As a child grows up, he socializes, he develops an internal scheme of self-regulation of feelings, which can be guessed at from external manifestations (words, behavior). This scheme can be healthy or, alas, sub-optimal.
Healthy emotional self-regulation provides a high level of stress tolerance, adaptability (including social), healthy sleep, the ability to enjoy life, build deep and lasting personal contacts, etc.
Suboptimal emotional self-regulation can lead to low adaptability, deterioration of the nervous system, psychosomatic disorders, sleep disorders, depression, and addiction.
4 puzzles of emotional self-regulation
Healthy emotional self-regulation includes the following links:
- Awareness of feelings. The ability to understand that you are in a certain emotional state. Otherwise, a person who is not aware of his feelings can be captured by a certain emotion (anxiety, irritation), manifest it (fiddling with objects in his hands, fidgeting, talking irritably with the interlocutor) and at the same time not even noticing it.
- Differentiation of emotions. The ability to understand what kind of feeling you are experiencing, what its shade and to what extent. For example, a basic feeling of anger can manifest itself as irony, irritation, aggression, rabies.
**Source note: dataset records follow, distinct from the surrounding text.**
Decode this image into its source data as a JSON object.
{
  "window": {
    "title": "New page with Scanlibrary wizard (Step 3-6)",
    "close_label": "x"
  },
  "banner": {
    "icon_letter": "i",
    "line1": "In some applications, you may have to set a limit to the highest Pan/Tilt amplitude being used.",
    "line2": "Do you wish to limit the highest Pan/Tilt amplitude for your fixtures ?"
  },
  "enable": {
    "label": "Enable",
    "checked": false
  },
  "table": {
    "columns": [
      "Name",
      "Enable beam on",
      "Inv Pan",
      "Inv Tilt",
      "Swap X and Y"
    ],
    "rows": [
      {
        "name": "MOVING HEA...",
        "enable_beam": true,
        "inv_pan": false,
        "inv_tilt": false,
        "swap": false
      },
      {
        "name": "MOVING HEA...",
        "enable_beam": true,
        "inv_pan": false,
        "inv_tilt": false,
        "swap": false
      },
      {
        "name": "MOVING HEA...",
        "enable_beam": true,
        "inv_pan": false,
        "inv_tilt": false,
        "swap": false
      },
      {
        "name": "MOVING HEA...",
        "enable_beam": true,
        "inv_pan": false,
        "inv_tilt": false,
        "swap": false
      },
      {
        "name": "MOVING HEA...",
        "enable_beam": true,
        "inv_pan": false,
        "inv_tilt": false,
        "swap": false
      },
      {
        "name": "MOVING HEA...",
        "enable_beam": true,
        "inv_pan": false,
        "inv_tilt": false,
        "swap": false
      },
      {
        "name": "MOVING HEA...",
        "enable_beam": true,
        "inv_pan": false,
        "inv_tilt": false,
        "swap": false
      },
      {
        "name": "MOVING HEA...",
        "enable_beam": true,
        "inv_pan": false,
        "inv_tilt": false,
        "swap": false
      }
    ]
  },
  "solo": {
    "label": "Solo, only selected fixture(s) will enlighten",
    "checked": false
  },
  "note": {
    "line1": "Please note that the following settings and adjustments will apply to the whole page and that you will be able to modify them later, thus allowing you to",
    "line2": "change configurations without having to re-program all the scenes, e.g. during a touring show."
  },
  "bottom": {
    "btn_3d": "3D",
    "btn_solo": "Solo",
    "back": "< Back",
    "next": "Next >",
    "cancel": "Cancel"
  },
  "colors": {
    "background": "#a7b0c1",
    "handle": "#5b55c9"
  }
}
- Understanding the true reasons for their experiences. Understanding the cause is important. Awareness makes it possible to change the situation and / or change oneself, adapt, expands the image of I and contact with oneself. The "true reason" is different from the preposition. We can cite as an example a drunkard from an anecdote who takes out his bad mood on a cat: “There are people with a hangover, and she paws“boom-boom, boom-boom””.
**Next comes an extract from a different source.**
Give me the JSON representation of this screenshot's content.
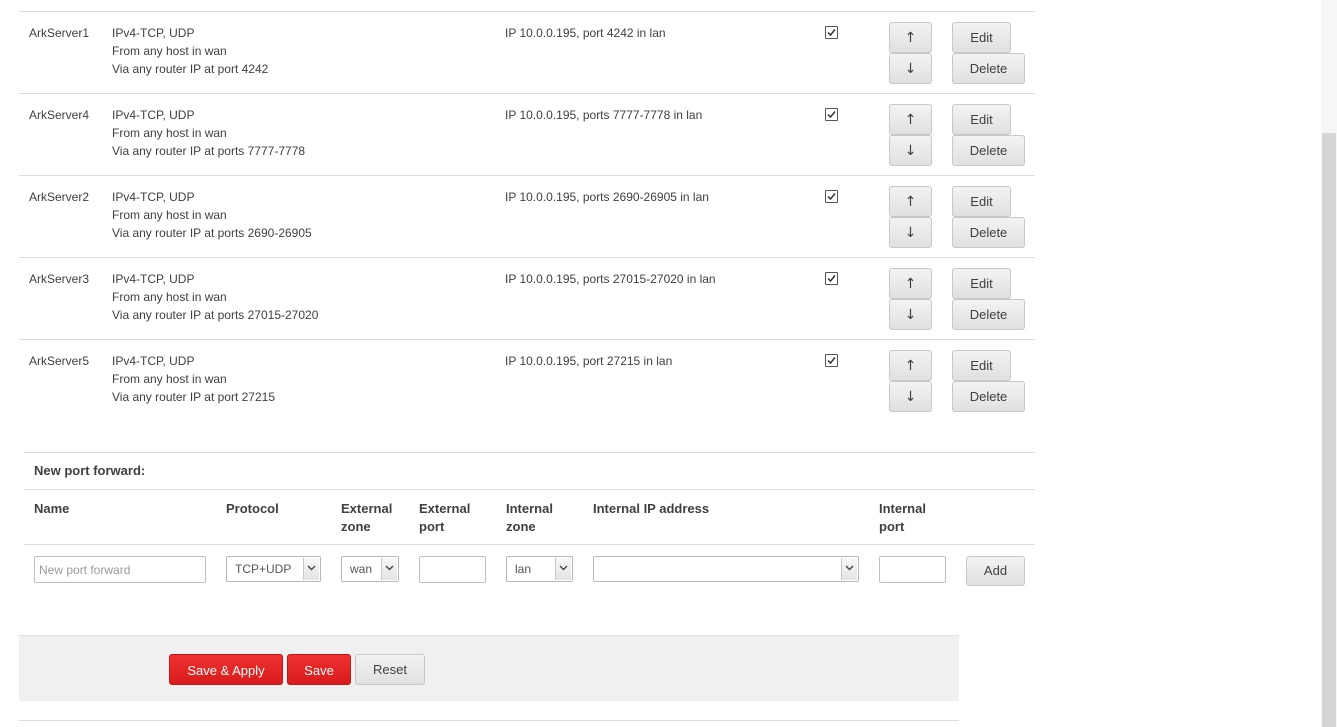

- Optimal expression for adaptation. Emotion is a signal for a certain reaction required for adaptation. Emotion prompts us to take one action or another. And even visible inaction in a state of sadness and sadness is an action, an inducement to tears, humility, inner acceptance of the situation.
Emotion should not "freeze" and remain in the body, this will lead to bodily tension, subsequently - to lack of strength, fatigue, even painful bodily symptoms
She must find a way out in a certain reaction. But this way out must take into account the preservation of social adaptation: there are socially acceptable and unacceptable ways of exiting emotions, and in each individual situation this border can be different.
For example, you are angry with the person you are talking to. There may be an impulse in the body to hit and scream, but these are the wrong ways for a civilized person to escape anger. And then anger can be expressed in a socially acceptable formulation: "I'm very angry with you." The remaining tension from the body can be removed through socially acceptable movement: walking, going to fitness.
We offer an exercise for psychological work with feelings. Take part in it with your friends.
Exercise-game "making up feelings"
Participants are divided into two teams. The leader gives each team one card with the feeling written on it in turn. And she shows this feeling to the other team, depicting it as a kind of bodily sculpture, that is, showing it with her bodies.
Naturally, "sculpture" implies static (motionless posture), not dynamics. "Sculpture" can be either single (shows one representative of the team), and group (shown by several people or the whole team).
The opposing team tries to guess what the sculpture means. Then the teams switch roles.